石破自民党幹事長が来年9月の総裁選を睨んで下野するニュースが流れているが、消費税アップ後の消費落ち込みやアナウンス効果による人件費や資材高騰でが裏目に出て企業倒産が増加してきている現況を捉えて勝機があると読んでの事だろう。確かに、安倍政権は金融政策以外に効果は出ていなく、次の一手も即効性のある施策は少なく、経済の政策に疑問が出てきた。実際に、人件費の高騰と人手不足、それに追い打ちを掛ける資材費の上昇で住宅関連の企業の倒産も目立ってきた。人件費アップは安倍政権の政策の一つだが、当初から懸念されていた様に、経済が動いている認識が少なく、机上の理論で決めたことが企業に負担を強いている。インフレを起こすことが日本経済再生の道かもしれないが、同時に勤労者の収入が増えないと消費が下がるのは自明の理だ。円安は輸出企業に恩恵をもたらすと言う一点で円安を決めているが、グローバル企業となった日本企業に昔の様な円安効果は生まれない。逆に、エネルギーや農産物の多くを輸入に頼っている現在では、円安政策は両刃の剣だ。況してや、部品を海外の工場で生産している現状では完成品が必ずしも安くはならない。東日本大地震の復興に関しても進んでいない無能な国家組織には、複雑化した経済などに有効な手が打たれるわけがない。東京オリンピック誘致で喜んでいるが、最初から絶対的な労働力が足りないことを考えない部分最適な思考の官僚組織には国難を乗り切る力はない。
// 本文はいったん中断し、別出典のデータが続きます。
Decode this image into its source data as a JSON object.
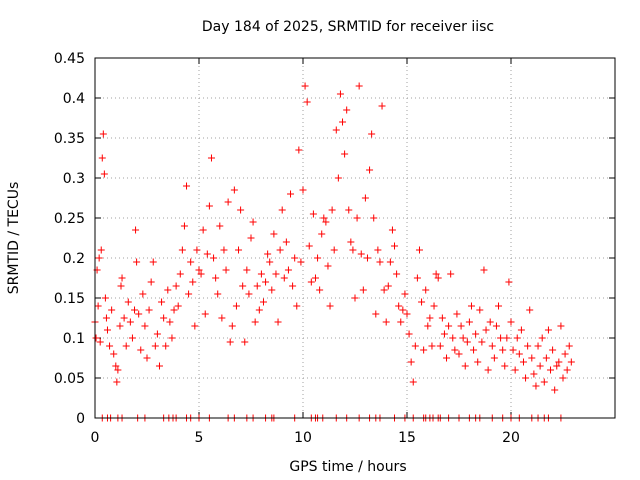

然し、小選挙区制にしたツケが回ってきたと思われて仕方がない。官僚組織は結果責任を取らない無責任組織ゆえに政治の働きが重要なのであった。中選挙区制度の時には、選挙民に媚を売らない政治家がいたが、小選挙区制度に変わった途端に天下国家を考える国会議員はいなくなった。選挙に落ちることを心配するだけの政治家は官僚の頭脳に頼り切っているが、優秀な日本官僚は死語に近い位に絵に描いた餅ばかりの経済政策の連発だ。それ以上に酷いのがマスコミだ。思考する頭がないくらいに大衆に迎合し、国民を間違った方向に導こうとしている。

単なる批判だけしても意味がないので、何が今の日本経済に必要かを考えてみると、国民の安心感だ。安倍経済が成功しないと思われる最大の理由は、社会医療の不足に使うと言って消費税を値上げしたにもかかわらず、簡単に反故していることがひとつだ。20年前に日本経済が失速した以降、バブル経済の責任は企業と個人に課せられ、官僚や政治家は何らの責任を取らなかった。然も、その後は不良債権の処理の過程で不条理な社会が出現し、約束を平気で破る連中が勝ち組と称して跳梁跋扈した。国家や企業に対する不信が消費の停滞を招き、国民を自己防衛に走らせている現実を考えないと日本再生など出来るわけがない。扶養手当を減らさないと主婦が必要以上に働かないと言った考えを持つ官僚や政治家がいる安倍内閣の周りにはいる様なので、それだけでも既にダメだ。しかも、共稼ぎは必要だと言いながら保育士の増加に消極的な官僚がいるなど政治の機能が働いていない。一事が万時なのが、安倍政権の経済政策が。日本再生の切り札にカジノ誘致と言った時点で利権しか匂いわない。IRを標榜した観光立国には別にカジノがなくても良いのである。家族旅行にカジノは不要だ。日本の観光に必要なのは、土日祝日に偏った観光客の分散と地域に適ったコストの考え方だ。中央基準のコストの考え方を改めない限り地方再生は出来ない。

なお、地方再生にコンパクトシティなど打ち出しているが、机上の理論で作った街づくりでは成功しない。赤字国債の解消が必要な時にコンパクトシティで新たなインフレを造るなど愚の骨頂だ。一事が万事であり、過去の手法を変えなければ何も変わらないのだが、これ規制緩和の問題とは別次元の話だ。